Do you have a few computers lying around the house or lab that you want to make use of for your Python computing? Too lazy to setup a real MapReduce system like Hadoop? Well, this could be your solution! (It probably won’t be, but, hey, you never know).
mycloud allows you to make use of your spare cycles, all from within Python – all you need to have available is the SSH connection that you’re already using to manage your systems.
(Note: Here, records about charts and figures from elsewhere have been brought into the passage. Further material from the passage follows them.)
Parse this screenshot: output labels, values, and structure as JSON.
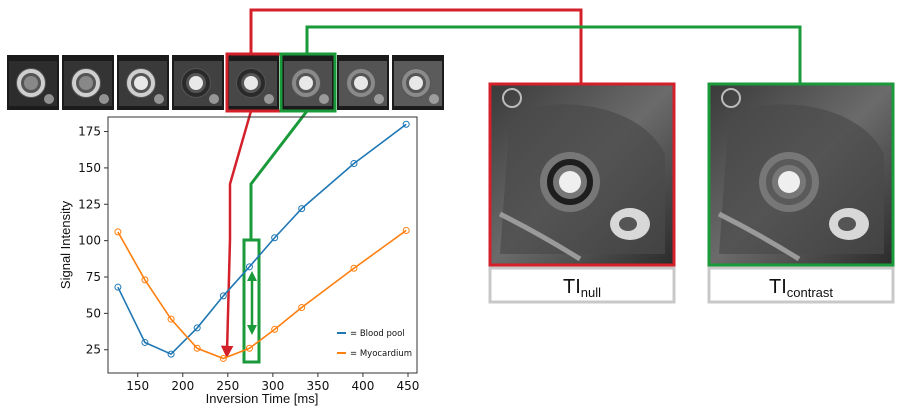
{
  "chart_data": {
    "type": "line",
    "xlabel": "Inversion Time [ms]",
    "ylabel": "Signal Intensity",
    "xlim": [
      117,
      460
    ],
    "ylim": [
      9,
      185
    ],
    "xticks": [
      150,
      200,
      250,
      300,
      350,
      400,
      450
    ],
    "yticks": [
      25,
      50,
      75,
      100,
      125,
      150,
      175
    ],
    "grid": false,
    "legend_position": "bottom-right",
    "series": [
      {
        "name": "= Blood pool",
        "color": "#1f77b4",
        "x": [
          128,
          158,
          187,
          216,
          245,
          274,
          302,
          332,
          390,
          448
        ],
        "y": [
          68,
          30,
          22,
          40,
          62,
          82,
          102,
          122,
          153,
          180
        ]
      },
      {
        "name": "= Myocardium",
        "color": "#ff7f0e",
        "x": [
          128,
          158,
          187,
          216,
          245,
          274,
          302,
          332,
          390,
          448
        ],
        "y": [
          106,
          73,
          46,
          26,
          19,
          26,
          39,
          54,
          81,
          107
        ]
      }
    ]
  },
  "panels": {
    "null_label_main": "TI",
    "null_label_sub": "null",
    "contrast_label_main": "TI",
    "contrast_label_sub": "contrast"
  },
  "colors": {
    "null": "#d4202a",
    "contrast": "#1a9a3a",
    "panel_border": "#c8c8c8"
  },
  "thumbnails": {
    "count": 8,
    "highlight_null_index": 4,
    "highlight_contrast_index": 5
  }
}
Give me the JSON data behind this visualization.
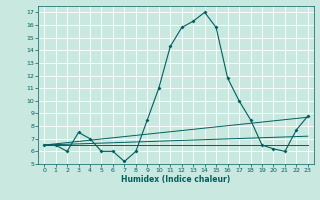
{
  "title": "",
  "xlabel": "Humidex (Indice chaleur)",
  "ylabel": "",
  "bg_color": "#c8e8e0",
  "grid_color": "#ffffff",
  "line_color": "#006060",
  "xlim": [
    -0.5,
    23.5
  ],
  "ylim": [
    5,
    17.5
  ],
  "yticks": [
    5,
    6,
    7,
    8,
    9,
    10,
    11,
    12,
    13,
    14,
    15,
    16,
    17
  ],
  "xticks": [
    0,
    1,
    2,
    3,
    4,
    5,
    6,
    7,
    8,
    9,
    10,
    11,
    12,
    13,
    14,
    15,
    16,
    17,
    18,
    19,
    20,
    21,
    22,
    23
  ],
  "series_main": {
    "x": [
      0,
      1,
      2,
      3,
      4,
      5,
      6,
      7,
      8,
      9,
      10,
      11,
      12,
      13,
      14,
      15,
      16,
      17,
      18,
      19,
      20,
      21,
      22,
      23
    ],
    "y": [
      6.5,
      6.5,
      6.0,
      7.5,
      7.0,
      6.0,
      6.0,
      5.2,
      6.0,
      8.5,
      11.0,
      14.3,
      15.8,
      16.3,
      17.0,
      15.8,
      11.8,
      10.0,
      8.5,
      6.5,
      6.2,
      6.0,
      7.7,
      8.8
    ]
  },
  "series_lines": [
    {
      "x": [
        0,
        23
      ],
      "y": [
        6.5,
        8.7
      ]
    },
    {
      "x": [
        0,
        23
      ],
      "y": [
        6.5,
        7.2
      ]
    },
    {
      "x": [
        0,
        23
      ],
      "y": [
        6.5,
        6.5
      ]
    }
  ]
}
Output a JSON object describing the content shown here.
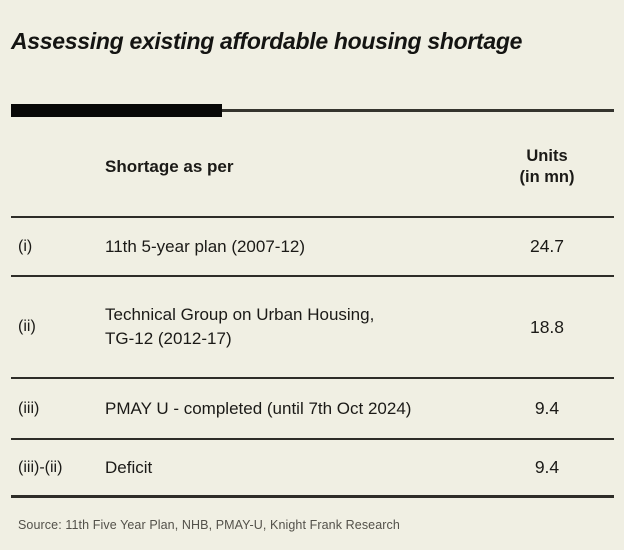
{
  "title": "Assessing existing affordable housing shortage",
  "table": {
    "header": {
      "label": "Shortage as per",
      "units": "Units\n(in mn)"
    },
    "rows": [
      {
        "index": "(i)",
        "label": "11th 5-year plan (2007-12)",
        "value": "24.7"
      },
      {
        "index": "(ii)",
        "label": "Technical Group on Urban Housing,\nTG-12 (2012-17)",
        "value": "18.8"
      },
      {
        "index": "(iii)",
        "label": "PMAY U - completed (until 7th Oct 2024)",
        "value": "9.4"
      },
      {
        "index": "(iii)-(ii)",
        "label": "Deficit",
        "value": "9.4"
      }
    ]
  },
  "source": "Source: 11th Five Year Plan, NHB, PMAY-U, Knight Frank Research",
  "colors": {
    "background": "#f0efe3",
    "text": "#1b1a17",
    "divider": "#2e2d28",
    "accent_bar": "#080807",
    "source_text": "#53514a"
  },
  "chart_data": {
    "type": "table",
    "title": "Assessing existing affordable housing shortage",
    "columns": [
      "",
      "Shortage as per",
      "Units (in mn)"
    ],
    "rows": [
      [
        "(i)",
        "11th 5-year plan (2007-12)",
        24.7
      ],
      [
        "(ii)",
        "Technical Group on Urban Housing, TG-12 (2012-17)",
        18.8
      ],
      [
        "(iii)",
        "PMAY U - completed (until 7th Oct 2024)",
        9.4
      ],
      [
        "(iii)-(ii)",
        "Deficit",
        9.4
      ]
    ],
    "source": "Source: 11th Five Year Plan, NHB, PMAY-U, Knight Frank Research"
  }
}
Here’s an example:
Starting your cluster:
# list each machine and the number of cores to use
cluster = mycloud.Cluster([('machine1', 4),
('machine2', 4)],
fs_prefix='/path/to/store/results')
Invoke a function over a list of inputs:
result = cluster.map(my_expensive_function, range(1000))
Use the MapReduce interface to easily handle processing of larger datasets:
from mycloud.resource import CSV
input_desc = [CSV('my_input_%d.csv' % i for i in range(100)]
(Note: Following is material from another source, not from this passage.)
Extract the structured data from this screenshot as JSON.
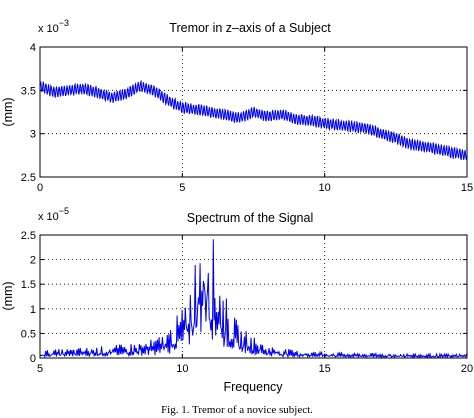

output_desc = [CSV('my_output_file.csv']
def map_identity(k, v):
yield (k, int(v[0]))
def reduce_sum(k, values):
yield (k, sum(values))
mr = mycloud.mapreduce.MapReduce(cluster,
map_identity,
reduce_sum,
input_desc,
output_desc)
result = mr.run()
for k, v in result[0].reader():
print k, v
The code is mostly not-documented, but please contribute documentation and/or complaints as you see fit!
You can access the source code here: https://bitbucket.org/rjpower/mycloud
Or you can access the code with pip via pypi:
pip install mycloud